Sudah hampir satu bulan, peristiwa pencurian terjadi di desa itu, dari pencurian yang kecil-kecil, seperti pencurian sandal, jemuran, binatang piaraan sampai pencurian yang cukup besar seperti yang dua hari lalu terjadi di rumah Haji Amat. Hampir samua isi rumahnya ludes digondol maling.

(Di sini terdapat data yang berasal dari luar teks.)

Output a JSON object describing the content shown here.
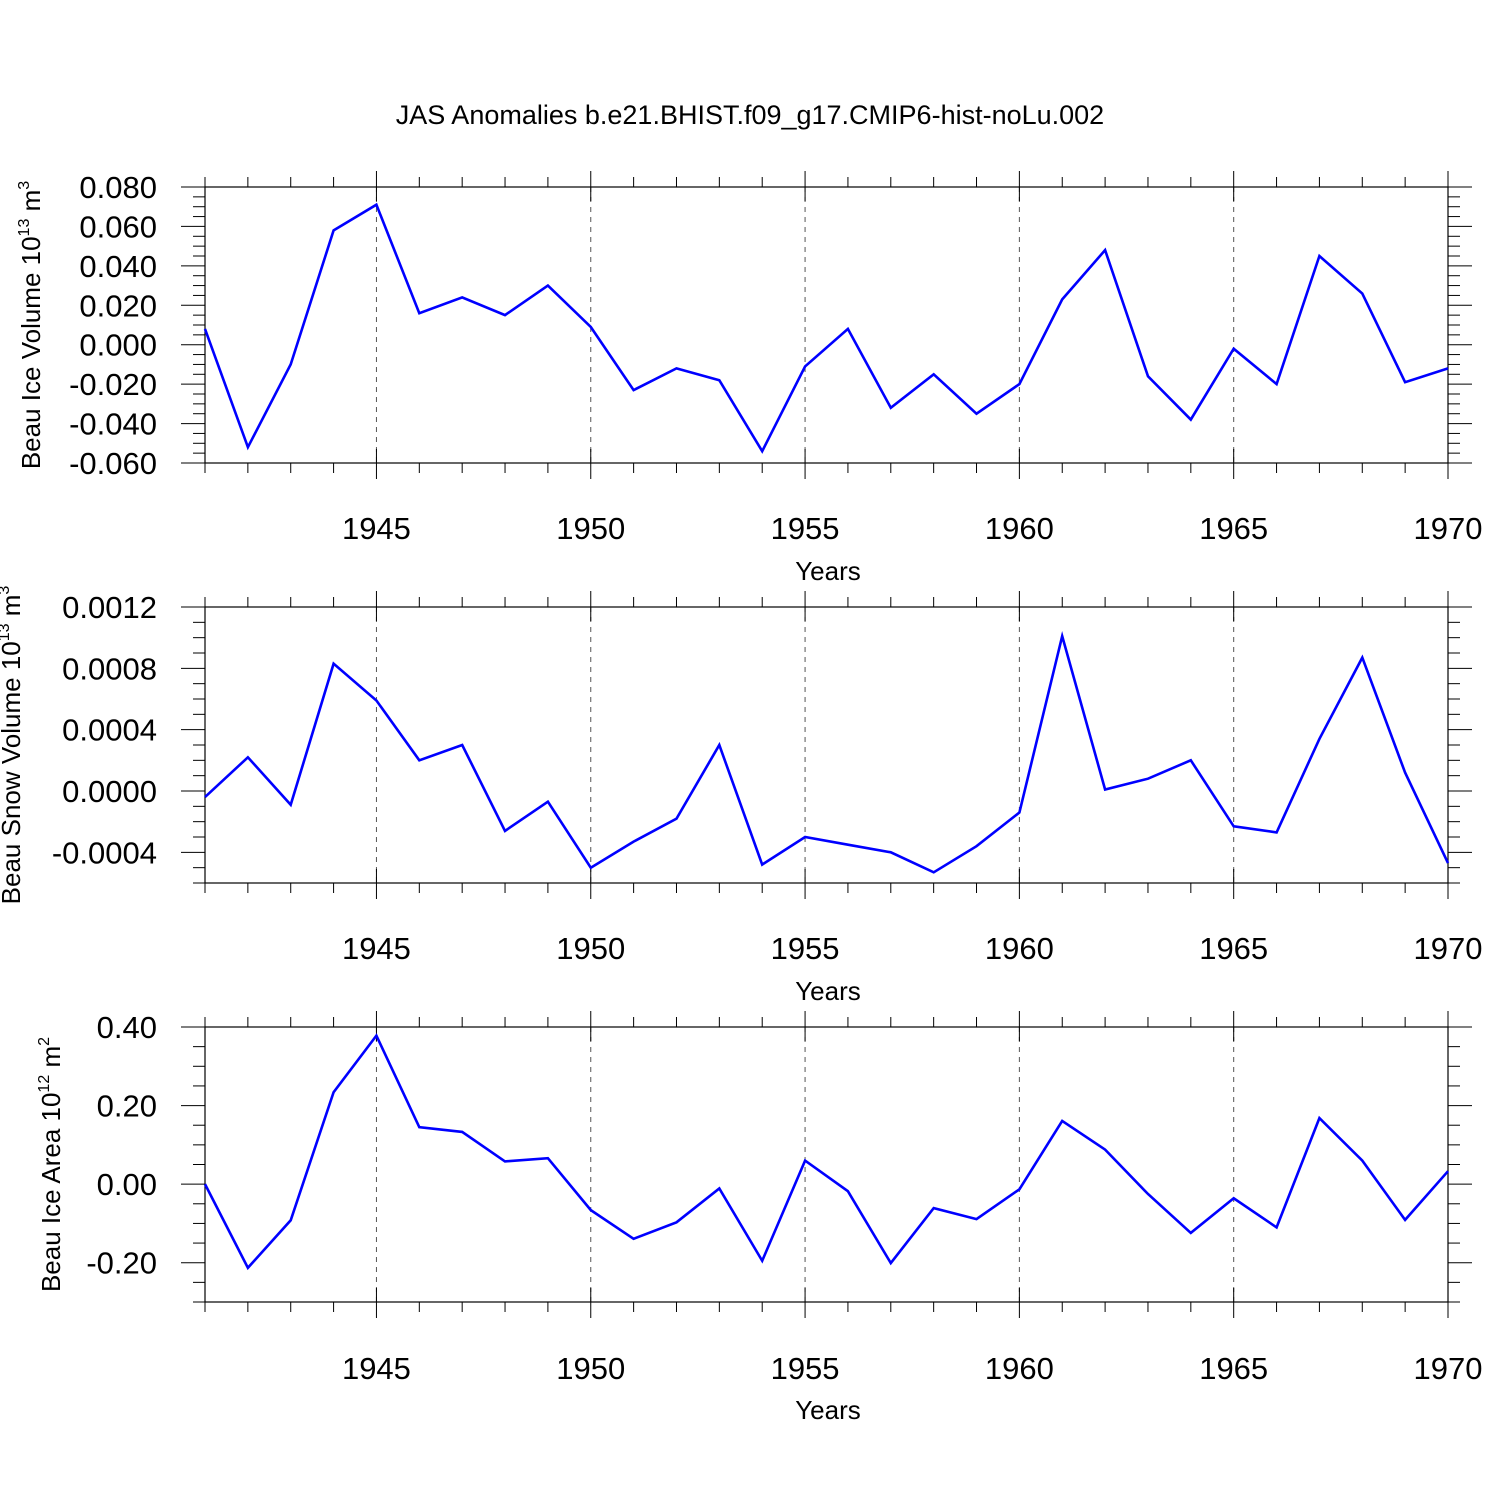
{
  "title": "JAS Anomalies b.e21.BHIST.f09_g17.CMIP6-hist-noLu.002",
  "colors": {
    "line": "#0000ff",
    "axis": "#000000",
    "grid": "#555555"
  },
  "chart_data": [
    {
      "type": "line",
      "ylabel_parts": [
        "Beau Ice Volume 10",
        "13",
        " m",
        "3"
      ],
      "xlabel": "Years",
      "xlim": [
        1941,
        1970
      ],
      "ylim": [
        -0.06,
        0.08
      ],
      "x_ticks": [
        1945,
        1950,
        1955,
        1960,
        1965,
        1970
      ],
      "x_tick_labels": [
        "1945",
        "1950",
        "1955",
        "1960",
        "1965",
        "1970"
      ],
      "y_ticks": [
        -0.06,
        -0.04,
        -0.02,
        0,
        0.02,
        0.04,
        0.06,
        0.08
      ],
      "y_tick_labels": [
        "-0.060",
        "-0.040",
        "-0.020",
        "0.000",
        "0.020",
        "0.040",
        "0.060",
        "0.080"
      ],
      "y_minor_step": 0.005,
      "grid_x": [
        1945,
        1950,
        1955,
        1960,
        1965
      ],
      "series": [
        {
          "name": "Beau Ice Volume",
          "x": [
            1941,
            1942,
            1943,
            1944,
            1945,
            1946,
            1947,
            1948,
            1949,
            1950,
            1951,
            1952,
            1953,
            1954,
            1955,
            1956,
            1957,
            1958,
            1959,
            1960,
            1961,
            1962,
            1963,
            1964,
            1965,
            1966,
            1967,
            1968,
            1969,
            1970
          ],
          "values": [
            0.008,
            -0.052,
            -0.01,
            0.058,
            0.071,
            0.016,
            0.024,
            0.015,
            0.03,
            0.009,
            -0.023,
            -0.012,
            -0.018,
            -0.054,
            -0.011,
            0.008,
            -0.032,
            -0.015,
            -0.035,
            -0.02,
            0.023,
            0.048,
            -0.016,
            -0.038,
            -0.002,
            -0.02,
            0.045,
            0.026,
            -0.019,
            -0.012
          ]
        }
      ]
    },
    {
      "type": "line",
      "ylabel_parts": [
        "Beau Snow Volume 10",
        "13",
        " m",
        "3"
      ],
      "xlabel": "Years",
      "xlim": [
        1941,
        1970
      ],
      "ylim": [
        -0.0006,
        0.0012
      ],
      "x_ticks": [
        1945,
        1950,
        1955,
        1960,
        1965,
        1970
      ],
      "x_tick_labels": [
        "1945",
        "1950",
        "1955",
        "1960",
        "1965",
        "1970"
      ],
      "y_ticks": [
        -0.0004,
        0,
        0.0004,
        0.0008,
        0.0012
      ],
      "y_tick_labels": [
        "-0.0004",
        "0.0000",
        "0.0004",
        "0.0008",
        "0.0012"
      ],
      "y_minor_step": 0.0001,
      "grid_x": [
        1945,
        1950,
        1955,
        1960,
        1965
      ],
      "series": [
        {
          "name": "Beau Snow Volume",
          "x": [
            1941,
            1942,
            1943,
            1944,
            1945,
            1946,
            1947,
            1948,
            1949,
            1950,
            1951,
            1952,
            1953,
            1954,
            1955,
            1956,
            1957,
            1958,
            1959,
            1960,
            1961,
            1962,
            1963,
            1964,
            1965,
            1966,
            1967,
            1968,
            1969,
            1970
          ],
          "values": [
            -4e-05,
            0.00022,
            -9e-05,
            0.00083,
            0.00059,
            0.0002,
            0.0003,
            -0.00026,
            -7e-05,
            -0.0005,
            -0.00033,
            -0.00018,
            0.0003,
            -0.00048,
            -0.0003,
            -0.00035,
            -0.0004,
            -0.00053,
            -0.00036,
            -0.00014,
            0.00101,
            1e-05,
            8e-05,
            0.0002,
            -0.00023,
            -0.00027,
            0.00034,
            0.00087,
            0.00012,
            -0.00047
          ]
        }
      ]
    },
    {
      "type": "line",
      "ylabel_parts": [
        "Beau Ice Area 10",
        "12",
        " m",
        "2"
      ],
      "xlabel": "Years",
      "xlim": [
        1941,
        1970
      ],
      "ylim": [
        -0.3,
        0.4
      ],
      "x_ticks": [
        1945,
        1950,
        1955,
        1960,
        1965,
        1970
      ],
      "x_tick_labels": [
        "1945",
        "1950",
        "1955",
        "1960",
        "1965",
        "1970"
      ],
      "y_ticks": [
        -0.2,
        0,
        0.2,
        0.4
      ],
      "y_tick_labels": [
        "-0.20",
        "0.00",
        "0.20",
        "0.40"
      ],
      "y_minor_step": 0.05,
      "grid_x": [
        1945,
        1950,
        1955,
        1960,
        1965
      ],
      "series": [
        {
          "name": "Beau Ice Area",
          "x": [
            1941,
            1942,
            1943,
            1944,
            1945,
            1946,
            1947,
            1948,
            1949,
            1950,
            1951,
            1952,
            1953,
            1954,
            1955,
            1956,
            1957,
            1958,
            1959,
            1960,
            1961,
            1962,
            1963,
            1964,
            1965,
            1966,
            1967,
            1968,
            1969,
            1970
          ],
          "values": [
            0.0,
            -0.213,
            -0.092,
            0.234,
            0.378,
            0.145,
            0.133,
            0.058,
            0.066,
            -0.066,
            -0.139,
            -0.097,
            -0.011,
            -0.195,
            0.06,
            -0.018,
            -0.201,
            -0.061,
            -0.089,
            -0.013,
            0.161,
            0.088,
            -0.025,
            -0.124,
            -0.036,
            -0.11,
            0.168,
            0.06,
            -0.091,
            0.033
          ]
        }
      ]
    }
  ]
}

Kondisi yang sangat tidak aman ini membuat masyarakat siaga satu untuk menangkap pelakunya. Hampir setiap malam masyarakat berjaga secara begilir utuk menjaga keamaanan desanya. Ada yang membawa tombak, pedang, parang, berbagai pentungan dan apa saja yang bisa dipakai untuk menghajar, jika sewaktu-waktu maling yang meresahkan itu benar-benar tertangkap. Kelihatan wajah-wajah kelelahan diraut muka orang-orang itu karena begadang setiap malam.

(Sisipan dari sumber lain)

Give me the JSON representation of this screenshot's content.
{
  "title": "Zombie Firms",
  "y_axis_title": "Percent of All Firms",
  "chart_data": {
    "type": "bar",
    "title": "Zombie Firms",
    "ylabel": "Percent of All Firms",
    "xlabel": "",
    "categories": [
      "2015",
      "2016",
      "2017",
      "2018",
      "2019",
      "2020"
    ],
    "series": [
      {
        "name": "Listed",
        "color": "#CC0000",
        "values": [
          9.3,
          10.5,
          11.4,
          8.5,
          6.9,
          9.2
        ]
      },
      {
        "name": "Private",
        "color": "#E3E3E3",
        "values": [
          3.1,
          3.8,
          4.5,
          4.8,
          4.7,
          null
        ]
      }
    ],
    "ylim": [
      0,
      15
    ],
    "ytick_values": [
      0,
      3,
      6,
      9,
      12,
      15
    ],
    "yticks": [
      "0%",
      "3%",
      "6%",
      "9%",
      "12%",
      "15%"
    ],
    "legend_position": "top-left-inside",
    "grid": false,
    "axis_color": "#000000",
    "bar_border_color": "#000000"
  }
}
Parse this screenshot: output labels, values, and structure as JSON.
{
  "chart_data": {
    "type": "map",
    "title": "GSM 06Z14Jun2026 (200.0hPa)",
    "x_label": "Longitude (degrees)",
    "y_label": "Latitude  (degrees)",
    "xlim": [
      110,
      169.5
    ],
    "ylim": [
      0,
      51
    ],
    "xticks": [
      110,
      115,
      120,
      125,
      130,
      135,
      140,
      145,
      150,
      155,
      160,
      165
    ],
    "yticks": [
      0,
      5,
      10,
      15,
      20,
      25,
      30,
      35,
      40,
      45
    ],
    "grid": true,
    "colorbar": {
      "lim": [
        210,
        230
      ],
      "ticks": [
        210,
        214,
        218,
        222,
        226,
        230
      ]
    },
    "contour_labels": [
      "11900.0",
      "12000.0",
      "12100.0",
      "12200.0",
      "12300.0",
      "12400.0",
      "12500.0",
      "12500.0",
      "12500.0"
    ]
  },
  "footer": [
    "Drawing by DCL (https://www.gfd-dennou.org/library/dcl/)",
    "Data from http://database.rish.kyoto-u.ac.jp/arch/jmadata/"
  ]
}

Berita tewasnya seorang maling yang dihajar oleh warga akhirnya tersebar juga ke desa tetangga. Wasri yang baru pulang dari pasar mengabarkan peristiwa itu kepada siapa saja yang lewat. Sebagai saksi mata yang langsung melihat korban, Wasri dengan semangat menceritakan semuanya. Dengan gaya khas seorang pedagang, Wastri menceritakan apa yang telah dilihatnya
Tampak diantara kerumunan itu adalah Suminah. salah satu orang yang ikut menghambur ke luar untuk mendengarkan cerita dari Wasri. Suminah tampak tergopoh-gopoh sambil berlari-lari kecil bergabung dengan orang-orang yang berkerumunan mengelilingi Wasri. Anak balitanya yang sekali-kali meraung menangis, tidak begitu diperhatikanya. Ia mendesak , ingin tahu sekali apa yang diceritakan Wasri.

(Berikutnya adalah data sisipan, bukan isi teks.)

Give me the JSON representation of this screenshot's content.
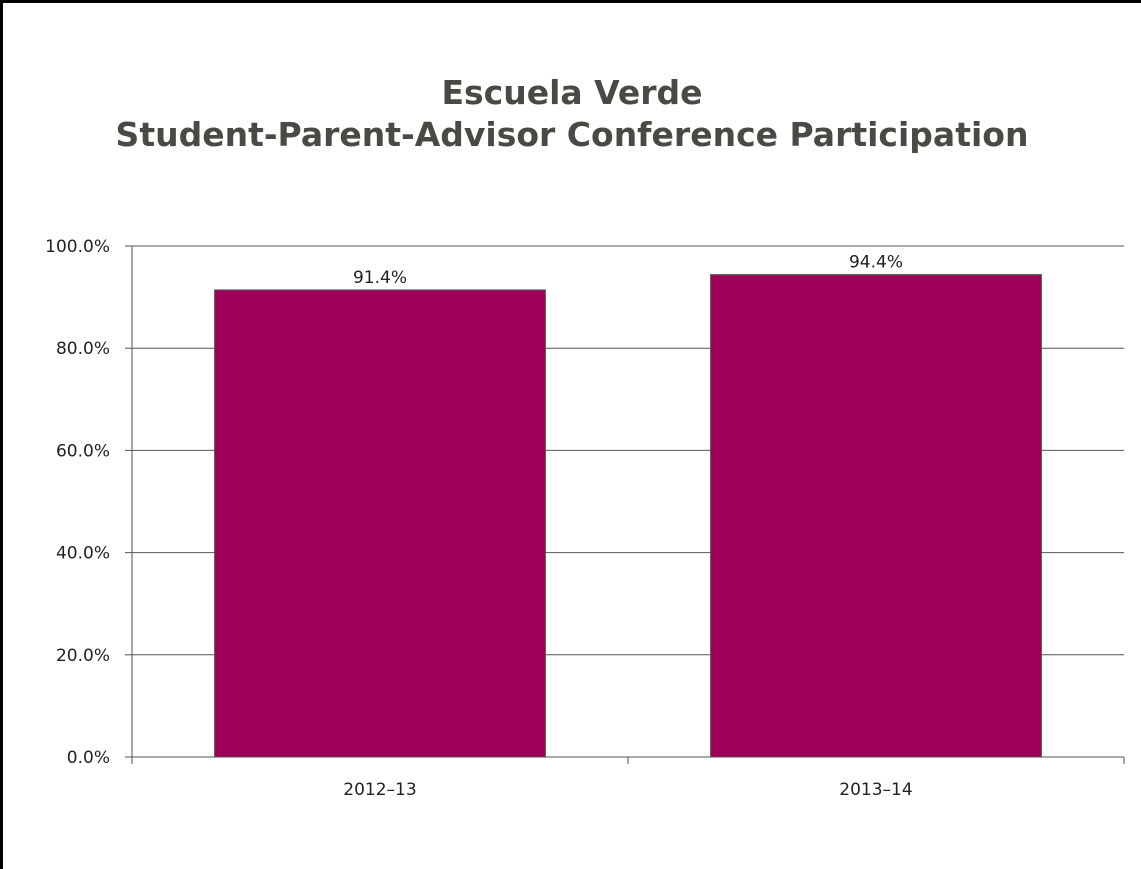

Wajah Suminah tampak tegang, matanya nanar dan membelalak seperti tidak percaya mendengar cerita Wasri. Jantungnya berdegup kencang ketika mulut wasri mengucapkan satu-persatu ciri-ciri korban. Rambutnya gondrong, ada banyak tattoo di tubuhnya, badanya kurus dan mengeluarkan bau minuman keras dari mulutnya.
Suminah memeluk erat balitanya dan segera kembali kerumahnya. Ia titipkan balitanya ke neneknya dan langsung pergi meninggalkan rumahnya menuju ke tempat peristiwa. Di benaknya muncul pertanyaan, apakah suaminya, laki-laki yang tewas dikeroyok oleh massa, seperti yang diceritakan oleh Wasri tadi.
Sodron, laki-laki yang tujuh tahun lalu menikahinya, meninggalkanya, dan entah apa yang dilakukanya di luar sana. Kadang sesekali pulang, tapi itu berarti bencana bagi Suminah dan anaknya. Ia beringas dan sangat kasar. Masyarakat di sekitarnya menyebutnya sebagai preman kampung. Mabuk-mabukan, berjudi, meminta uang dengan paksa kepada siapa saja, mengancam siapa saja, mengambil apa saja milik orang lain dan perilaku buruk lainya, telah menimbulkan kebencian yang mendalam dari warga sekitarnya. Bara api ini semakin tersulut seiring terjadinya berbagai pencurian akhir-akhir ini. Warga sepakat, Sodron, sang preman kampung itu harus mempertanggungjawabkan semuanya.
Sudah banyak polisi yang datang di tempat kejadian itu, ketika Suminah mencoba menerobos kerumunan. Gerakanya tertahan oleh tangan seorang polisi, yang menghalanginya mendekat. Tapi Suminah terus maju merangsek untuk memenuhi rasa penasaranya.
Dan saat itu tiba, Suminah benar-benar berdiri di samping sang korban. Ia mencoba jongkok untuk lebih mengenali korban, sambil menahan tubuhnya dengan kuat dari dorongan orang-orang yang berusaha mengusirnya pergi. Waktu yang sesaat itu cukuplah bagi Suminah untuk memastikan siapakah orang yang terbujur kaku di depanya.
Wajahnya kosong, tak ada tetesan air mata di pipinya. Ia diam dan tampak pasrah. Ia tinggalkan kerumunan itu dengan langkah yang gontai dan dengan nafas yang tersedak. Tak tahu pasti, apakah ia menyesali kematian suaminya atau malah mensyukurinya.